2025 Reflection of AI development

At the end of the year, various AI leaders are publishing their annual reviews and technical summaries. Combining this with my 58 paper notes in Obsidian, I’d like to share my personal insights.

1. This year remains a period of technological buildup, despite numerous impressive models and applications emerging. However, truly transformative AI that significantly enhances productivity or economic efficiency has yet to appear—improvements remain largely concentrated in programming, closely tied to reinforcement learning with verification (RLVR). If continual learning or online learning achieves breakthroughs, we may witness broader and deeper impacts across certain industries and professions.
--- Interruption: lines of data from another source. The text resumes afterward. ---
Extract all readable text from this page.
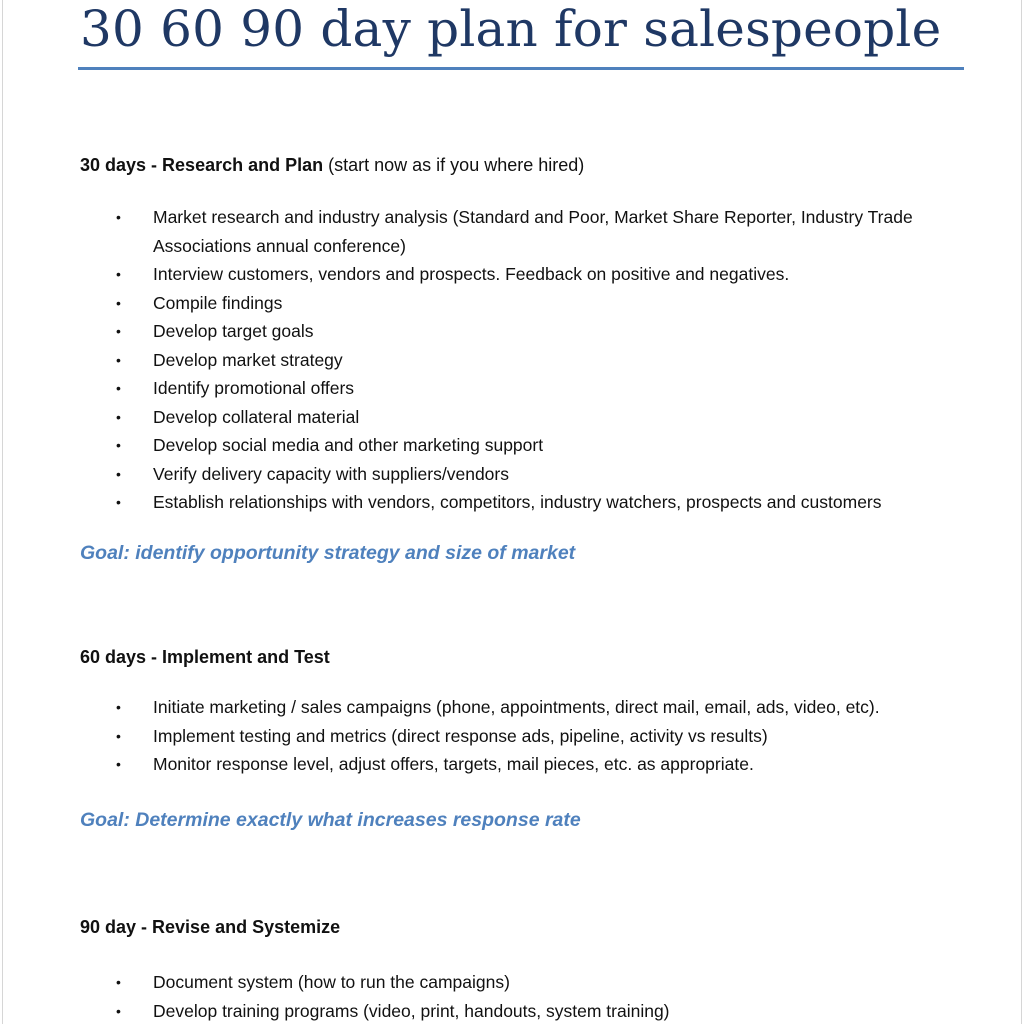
30 60 90 day plan for salespeople

30 days - Research and Plan (start now as if you where hired)

• Market research and industry analysis (Standard and Poor, Market Share Reporter, Industry Trade Associations annual conference)
• Interview customers, vendors and prospects. Feedback on positive and negatives.
• Compile findings
• Develop target goals
• Develop market strategy
• Identify promotional offers
• Develop collateral material
• Develop social media and other marketing support
• Verify delivery capacity with suppliers/vendors
• Establish relationships with vendors, competitors, industry watchers, prospects and customers
Goal: identify opportunity strategy and size of market

60 days - Implement and Test

• Initiate marketing / sales campaigns (phone, appointments, direct mail, email, ads, video, etc).
• Implement testing and metrics (direct response ads, pipeline, activity vs results)
• Monitor response level, adjust offers, targets, mail pieces, etc. as appropriate.
Goal: Determine exactly what increases response rate

90 day - Revise and Systemize

• Document system (how to run the campaigns)
• Develop training programs (video, print, handouts, system training)
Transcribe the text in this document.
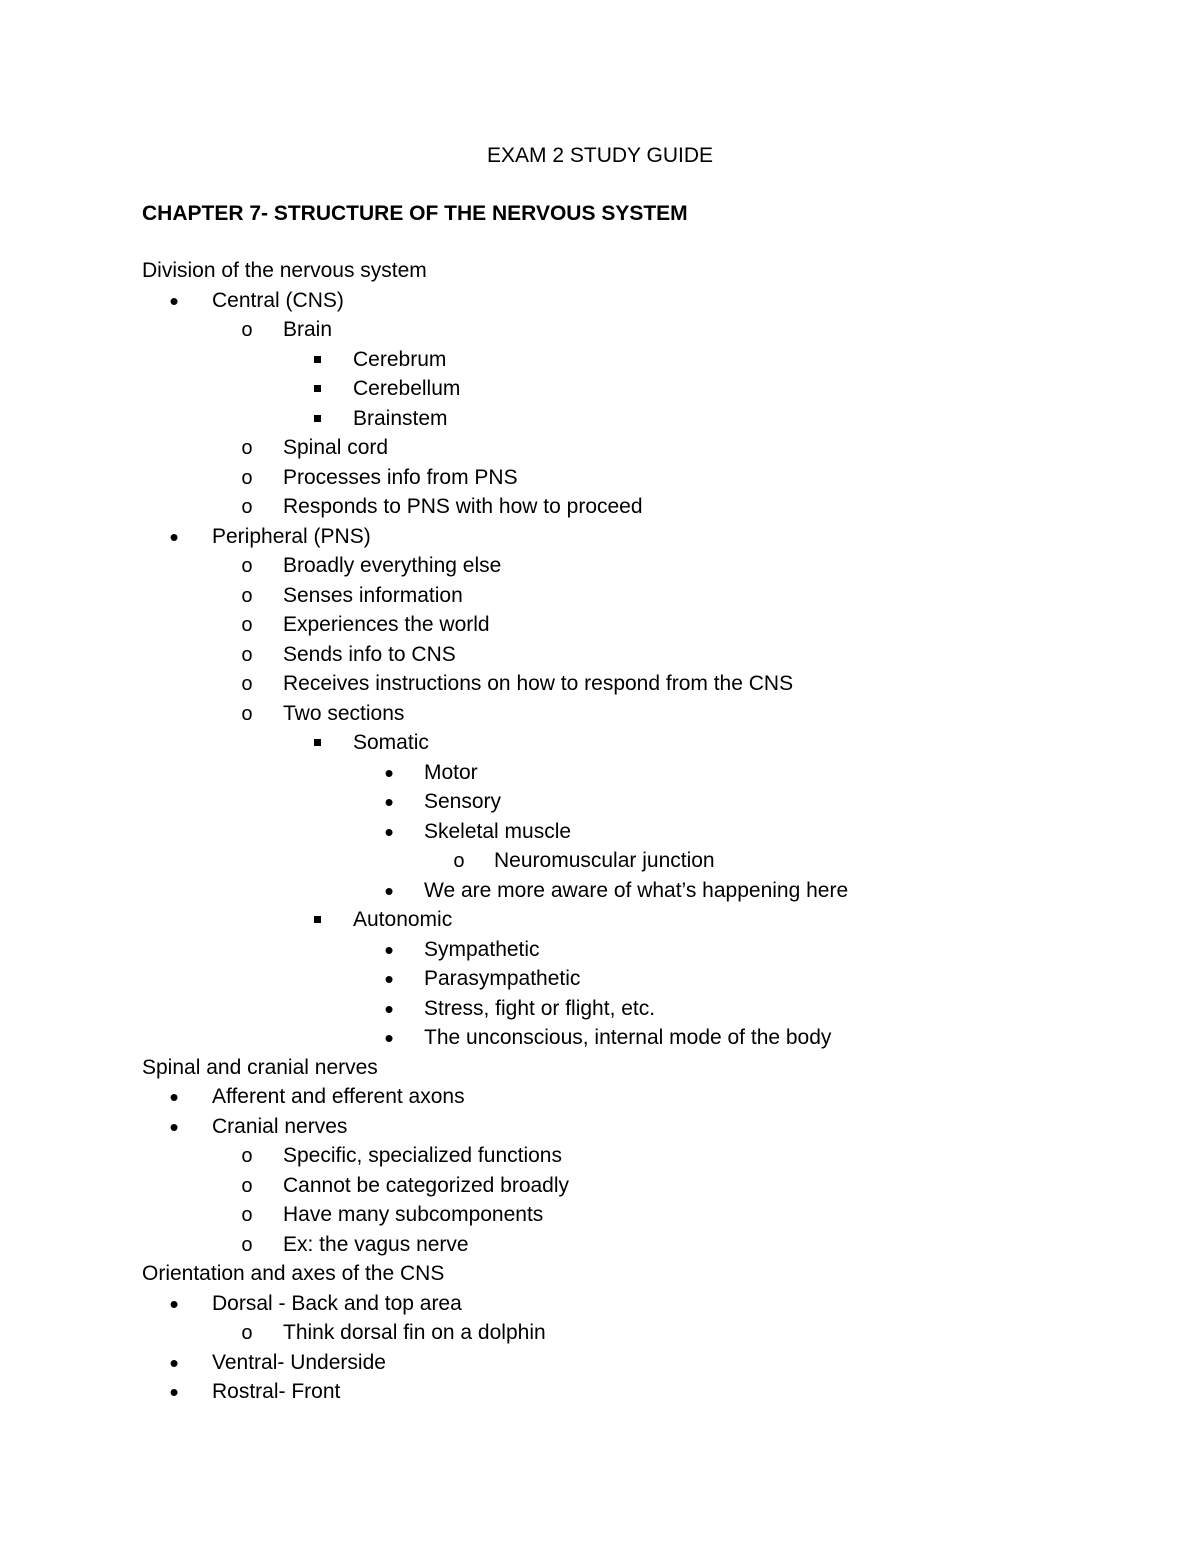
EXAM 2 STUDY GUIDE
CHAPTER 7- STRUCTURE OF THE NERVOUS SYSTEM
Division of the nervous system
•
Central (CNS)
o
Brain
Cerebrum
Cerebellum
Brainstem
o
Spinal cord
o
Processes info from PNS
o
Responds to PNS with how to proceed
•
Peripheral (PNS)
o
Broadly everything else
o
Senses information
o
Experiences the world
o
Sends info to CNS
o
Receives instructions on how to respond from the CNS
o
Two sections
Somatic
•
Motor
•
Sensory
•
Skeletal muscle
o
Neuromuscular junction
•
We are more aware of what’s happening here
Autonomic
•
Sympathetic
•
Parasympathetic
•
Stress, fight or flight, etc.
•
The unconscious, internal mode of the body
Spinal and cranial nerves
•
Afferent and efferent axons
•
Cranial nerves
o
Specific, specialized functions
o
Cannot be categorized broadly
o
Have many subcomponents
o
Ex: the vagus nerve
Orientation and axes of the CNS
•
Dorsal - Back and top area
o
Think dorsal fin on a dolphin
•
Ventral- Underside
•
Rostral- Front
2. Continual learning, online learning, self-play, and self-improvement will become primary directions for AI research and exploration. These approaches represent the main pathways toward transitioning from human-curated data and synthetic data to experience-driven online learning.

One major bottleneck is model memory. Future AI will no longer rely on human-labeled datasets, pre-defined tasks, or static training sets, but will instead evolve through real-time interaction with the world, self-generated tasks, and continuous self-modification. I increasingly believe Ilya’s perspective: the future AGI may initially emerge as a general-purpose AI with intelligence comparable to a 15-year-old human, which then becomes an expert in various domains through sustained learning across different fields.

3. Model memory exists in short-term, medium-term, and long-term forms. Context windows constitute short-term memory; external memory systems and prompt learning represent medium-term memory; while in-weights learning constitutes long-term memory, enabling online updates to model parameters.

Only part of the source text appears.